Gossamer Forum
Home : Products : Gossamer Links : Development, Plugins and Globals :

Extracting text from a webpage

Quote Reply
Extracting text from a webpage
I'm working on programming a PERL subroutine or global to extract a text sample of a webpage. Would supplement the "Description" meta tag, etc info.

Specifically, how would I extract the first 200 text chars, (broken on word boundary) digest of a web page using LINKS SQL 2.12, stripped of HTML codes.

I will need this to run through all "200' (GOOD PAGE) valid links and insert to the links database in a custom field, let's say "page_extract".
Same goes for Title and Description meta tags, and email, but there may be code examples for that ...

thanks!
Quote Reply
Re: [webslicer] Extracting text from a webpage In reply to
http://www.gossamer-threads.com/...;;page=unread#unread

Only one is needed, which should I remove?
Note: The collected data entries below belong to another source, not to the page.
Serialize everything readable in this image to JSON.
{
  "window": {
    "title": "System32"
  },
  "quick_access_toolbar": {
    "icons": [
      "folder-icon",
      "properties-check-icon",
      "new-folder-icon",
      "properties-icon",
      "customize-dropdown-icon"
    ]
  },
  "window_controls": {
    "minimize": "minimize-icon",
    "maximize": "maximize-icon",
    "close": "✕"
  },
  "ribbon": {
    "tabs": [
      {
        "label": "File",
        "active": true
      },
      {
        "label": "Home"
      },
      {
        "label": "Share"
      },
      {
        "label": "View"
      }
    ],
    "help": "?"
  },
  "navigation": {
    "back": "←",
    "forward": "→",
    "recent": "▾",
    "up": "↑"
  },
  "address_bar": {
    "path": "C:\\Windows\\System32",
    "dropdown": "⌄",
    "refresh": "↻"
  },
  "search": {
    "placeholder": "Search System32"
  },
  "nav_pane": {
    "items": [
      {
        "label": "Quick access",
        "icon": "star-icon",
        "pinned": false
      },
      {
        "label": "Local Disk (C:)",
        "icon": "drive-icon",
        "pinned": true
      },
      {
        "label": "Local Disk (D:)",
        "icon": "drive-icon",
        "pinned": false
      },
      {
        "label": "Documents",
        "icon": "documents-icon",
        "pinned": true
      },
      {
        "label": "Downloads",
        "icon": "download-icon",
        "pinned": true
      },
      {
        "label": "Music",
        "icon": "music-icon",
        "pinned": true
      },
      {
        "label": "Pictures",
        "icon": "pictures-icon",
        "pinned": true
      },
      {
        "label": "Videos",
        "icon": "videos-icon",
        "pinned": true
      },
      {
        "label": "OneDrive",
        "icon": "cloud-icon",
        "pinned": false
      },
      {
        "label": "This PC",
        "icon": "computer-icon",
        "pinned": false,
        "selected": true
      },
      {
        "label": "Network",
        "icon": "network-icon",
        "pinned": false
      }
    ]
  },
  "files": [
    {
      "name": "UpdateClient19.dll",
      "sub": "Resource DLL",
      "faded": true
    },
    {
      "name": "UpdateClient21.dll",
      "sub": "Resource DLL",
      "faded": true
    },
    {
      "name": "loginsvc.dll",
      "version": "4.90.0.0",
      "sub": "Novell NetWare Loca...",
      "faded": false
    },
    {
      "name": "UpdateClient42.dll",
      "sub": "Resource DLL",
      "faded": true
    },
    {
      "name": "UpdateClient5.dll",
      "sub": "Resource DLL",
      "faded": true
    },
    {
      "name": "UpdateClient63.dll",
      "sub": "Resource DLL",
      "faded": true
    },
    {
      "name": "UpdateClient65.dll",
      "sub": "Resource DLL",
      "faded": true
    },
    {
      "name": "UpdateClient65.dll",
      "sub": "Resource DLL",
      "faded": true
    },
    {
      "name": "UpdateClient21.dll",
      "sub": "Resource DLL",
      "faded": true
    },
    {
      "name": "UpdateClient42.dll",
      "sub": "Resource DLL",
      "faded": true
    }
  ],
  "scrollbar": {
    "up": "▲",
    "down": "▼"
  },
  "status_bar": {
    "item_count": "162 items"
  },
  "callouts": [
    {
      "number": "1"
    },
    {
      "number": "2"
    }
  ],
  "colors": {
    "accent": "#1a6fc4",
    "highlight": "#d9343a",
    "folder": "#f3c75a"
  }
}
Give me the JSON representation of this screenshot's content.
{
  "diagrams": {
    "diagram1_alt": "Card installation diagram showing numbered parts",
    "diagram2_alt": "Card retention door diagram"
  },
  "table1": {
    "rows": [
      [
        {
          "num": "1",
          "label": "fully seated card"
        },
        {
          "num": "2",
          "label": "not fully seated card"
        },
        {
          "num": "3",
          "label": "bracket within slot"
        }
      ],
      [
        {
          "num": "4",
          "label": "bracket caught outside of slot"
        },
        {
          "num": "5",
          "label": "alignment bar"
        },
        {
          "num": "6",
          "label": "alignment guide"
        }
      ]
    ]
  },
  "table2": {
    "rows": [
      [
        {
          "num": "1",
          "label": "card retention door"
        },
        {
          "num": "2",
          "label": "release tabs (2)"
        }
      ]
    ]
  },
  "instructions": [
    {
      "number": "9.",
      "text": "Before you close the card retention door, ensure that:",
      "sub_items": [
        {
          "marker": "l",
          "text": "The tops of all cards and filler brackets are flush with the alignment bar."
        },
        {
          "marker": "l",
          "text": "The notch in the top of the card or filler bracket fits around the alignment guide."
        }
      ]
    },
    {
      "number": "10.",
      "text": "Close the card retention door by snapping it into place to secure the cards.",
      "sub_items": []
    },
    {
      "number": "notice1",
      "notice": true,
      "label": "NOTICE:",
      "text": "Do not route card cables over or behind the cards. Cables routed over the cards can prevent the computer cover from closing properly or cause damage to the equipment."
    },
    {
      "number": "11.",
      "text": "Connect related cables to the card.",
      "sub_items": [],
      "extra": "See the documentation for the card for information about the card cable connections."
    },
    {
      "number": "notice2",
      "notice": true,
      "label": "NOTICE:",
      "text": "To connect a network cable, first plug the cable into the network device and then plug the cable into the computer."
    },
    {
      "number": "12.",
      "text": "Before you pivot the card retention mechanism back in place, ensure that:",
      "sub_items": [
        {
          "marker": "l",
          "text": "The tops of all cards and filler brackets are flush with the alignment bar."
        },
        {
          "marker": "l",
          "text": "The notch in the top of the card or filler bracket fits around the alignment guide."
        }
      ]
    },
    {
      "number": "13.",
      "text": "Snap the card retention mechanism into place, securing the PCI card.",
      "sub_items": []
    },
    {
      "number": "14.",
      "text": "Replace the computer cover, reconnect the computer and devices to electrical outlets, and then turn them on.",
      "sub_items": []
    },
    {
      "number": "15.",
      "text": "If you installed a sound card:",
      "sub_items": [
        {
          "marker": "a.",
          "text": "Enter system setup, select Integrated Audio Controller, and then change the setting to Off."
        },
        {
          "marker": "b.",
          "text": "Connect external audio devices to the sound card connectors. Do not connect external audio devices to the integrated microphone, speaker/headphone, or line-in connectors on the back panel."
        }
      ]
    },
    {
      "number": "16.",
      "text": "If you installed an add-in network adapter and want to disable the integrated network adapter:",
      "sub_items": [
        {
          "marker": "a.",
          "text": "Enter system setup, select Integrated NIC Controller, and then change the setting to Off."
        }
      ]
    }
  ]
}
Wink
Quote Reply
Re: [Paul] Extracting text from a webpage In reply to
Hmmm..

What do you think gives me a better chance of a solution?

Yes, there is no need for a near duplicate post. I posted here because after 2nd thought, believed it would have a better chance of being solved.

What do you think?

Of course, Paul, if you help out Blush, where it is posted is moot, except for the benefit of the community...!